Anyway the plot is ridiculous – Mae likes a boxer (Roger Pryor, son of bandleader Arthur) but pretends to dump him during training and moves to New Orleans where she continues her hit stage show of standing silently in huge costumes subtly moving her hips to rapturous applause (she also sings sometimes). The boxer comes to N.O. to fight the champ, and Mae’s promoter (professional mustachioed villain John Miljan) is ripping her off. Mae spikes her boyfriend’s water, causing him to lose the fight and ruining Miljan financially – then as his theater burns down, the boxer kills Miljan, and somehow all this is okay and they end up together.

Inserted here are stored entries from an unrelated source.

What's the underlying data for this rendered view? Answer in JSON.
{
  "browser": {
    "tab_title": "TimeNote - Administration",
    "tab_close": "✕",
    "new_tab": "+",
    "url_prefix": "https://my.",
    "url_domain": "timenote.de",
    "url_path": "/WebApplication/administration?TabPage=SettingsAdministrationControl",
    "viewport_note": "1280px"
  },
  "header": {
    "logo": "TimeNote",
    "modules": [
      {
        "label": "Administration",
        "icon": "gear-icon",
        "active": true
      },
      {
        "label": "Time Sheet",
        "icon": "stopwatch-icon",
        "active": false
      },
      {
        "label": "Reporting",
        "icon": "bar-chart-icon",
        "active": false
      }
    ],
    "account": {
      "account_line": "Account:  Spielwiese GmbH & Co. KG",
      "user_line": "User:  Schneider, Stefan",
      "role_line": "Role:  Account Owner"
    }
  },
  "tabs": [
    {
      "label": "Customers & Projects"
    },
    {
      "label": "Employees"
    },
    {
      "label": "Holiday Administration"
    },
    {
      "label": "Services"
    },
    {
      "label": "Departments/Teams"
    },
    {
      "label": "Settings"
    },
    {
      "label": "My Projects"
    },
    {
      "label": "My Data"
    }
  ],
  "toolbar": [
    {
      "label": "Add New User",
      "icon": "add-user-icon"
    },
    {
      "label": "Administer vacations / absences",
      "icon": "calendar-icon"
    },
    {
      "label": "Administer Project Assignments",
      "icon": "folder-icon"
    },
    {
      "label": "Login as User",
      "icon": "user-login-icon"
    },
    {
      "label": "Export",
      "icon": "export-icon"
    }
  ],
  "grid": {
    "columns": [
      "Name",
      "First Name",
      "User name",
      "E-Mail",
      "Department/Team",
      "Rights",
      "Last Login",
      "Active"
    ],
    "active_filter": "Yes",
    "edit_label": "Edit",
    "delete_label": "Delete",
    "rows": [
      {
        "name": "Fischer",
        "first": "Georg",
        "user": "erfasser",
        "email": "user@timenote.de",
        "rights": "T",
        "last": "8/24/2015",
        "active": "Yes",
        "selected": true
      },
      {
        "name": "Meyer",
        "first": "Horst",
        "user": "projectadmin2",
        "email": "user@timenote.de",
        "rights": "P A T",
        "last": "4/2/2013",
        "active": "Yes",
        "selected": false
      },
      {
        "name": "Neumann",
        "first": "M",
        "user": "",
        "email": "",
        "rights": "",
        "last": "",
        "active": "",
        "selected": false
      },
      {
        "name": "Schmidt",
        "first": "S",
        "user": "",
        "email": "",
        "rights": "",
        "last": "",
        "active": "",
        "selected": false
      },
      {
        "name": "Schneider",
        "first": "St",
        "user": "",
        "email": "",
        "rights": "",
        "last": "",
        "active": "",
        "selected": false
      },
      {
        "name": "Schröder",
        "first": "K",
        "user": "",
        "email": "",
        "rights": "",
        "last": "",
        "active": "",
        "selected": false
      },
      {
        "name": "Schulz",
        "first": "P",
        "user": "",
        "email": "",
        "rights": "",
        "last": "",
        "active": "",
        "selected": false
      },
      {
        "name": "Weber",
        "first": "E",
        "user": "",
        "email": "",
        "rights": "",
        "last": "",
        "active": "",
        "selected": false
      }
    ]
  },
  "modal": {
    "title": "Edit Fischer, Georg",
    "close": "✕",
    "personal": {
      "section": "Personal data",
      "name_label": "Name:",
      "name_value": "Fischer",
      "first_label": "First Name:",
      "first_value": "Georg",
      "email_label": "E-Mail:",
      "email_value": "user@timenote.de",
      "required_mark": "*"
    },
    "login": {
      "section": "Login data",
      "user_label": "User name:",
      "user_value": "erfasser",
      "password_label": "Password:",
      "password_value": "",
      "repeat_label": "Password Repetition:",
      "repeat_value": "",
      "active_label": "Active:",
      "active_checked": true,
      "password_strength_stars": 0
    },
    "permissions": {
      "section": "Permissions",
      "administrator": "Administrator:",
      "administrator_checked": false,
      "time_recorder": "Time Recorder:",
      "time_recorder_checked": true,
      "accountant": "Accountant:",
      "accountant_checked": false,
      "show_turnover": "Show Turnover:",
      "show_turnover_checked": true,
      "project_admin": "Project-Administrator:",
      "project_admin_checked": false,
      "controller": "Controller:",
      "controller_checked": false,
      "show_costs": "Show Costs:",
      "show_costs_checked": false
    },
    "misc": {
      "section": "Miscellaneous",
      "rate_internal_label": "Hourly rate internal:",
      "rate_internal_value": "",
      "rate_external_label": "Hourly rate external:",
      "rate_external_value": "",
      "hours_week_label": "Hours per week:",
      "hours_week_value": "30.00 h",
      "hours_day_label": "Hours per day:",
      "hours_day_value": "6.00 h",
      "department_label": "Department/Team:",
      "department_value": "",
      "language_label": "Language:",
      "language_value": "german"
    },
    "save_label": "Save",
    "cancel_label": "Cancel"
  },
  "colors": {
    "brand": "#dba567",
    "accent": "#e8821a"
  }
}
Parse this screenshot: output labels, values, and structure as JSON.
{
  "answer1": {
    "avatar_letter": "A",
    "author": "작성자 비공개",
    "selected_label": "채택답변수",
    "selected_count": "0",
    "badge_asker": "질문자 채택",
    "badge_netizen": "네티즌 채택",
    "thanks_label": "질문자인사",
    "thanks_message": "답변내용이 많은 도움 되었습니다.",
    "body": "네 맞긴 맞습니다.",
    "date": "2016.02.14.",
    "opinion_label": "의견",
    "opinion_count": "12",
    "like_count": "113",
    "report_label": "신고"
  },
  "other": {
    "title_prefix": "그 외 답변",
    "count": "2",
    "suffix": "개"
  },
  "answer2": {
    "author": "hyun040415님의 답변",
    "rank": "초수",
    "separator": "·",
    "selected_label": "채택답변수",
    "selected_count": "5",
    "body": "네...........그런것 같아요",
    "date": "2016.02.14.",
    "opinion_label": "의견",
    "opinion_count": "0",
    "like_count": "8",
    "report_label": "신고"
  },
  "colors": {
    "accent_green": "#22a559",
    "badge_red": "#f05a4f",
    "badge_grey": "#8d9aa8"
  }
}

There’s also a rich beau, a damsel in distress, and Duke Ellington, who appears on piano but wrote none of the songs. We didn’t know what instrument Duke plays or what he looks like, so weren’t even sure that he was in the movie.

Wikipedia: “A publicity stunt went awry when 50 parrots were trained to shout the original title of It Ain’t No Sin. The parrots were subsequently released in the jungles of South America still repeating ‘it ain’t no sin’ over and over again.”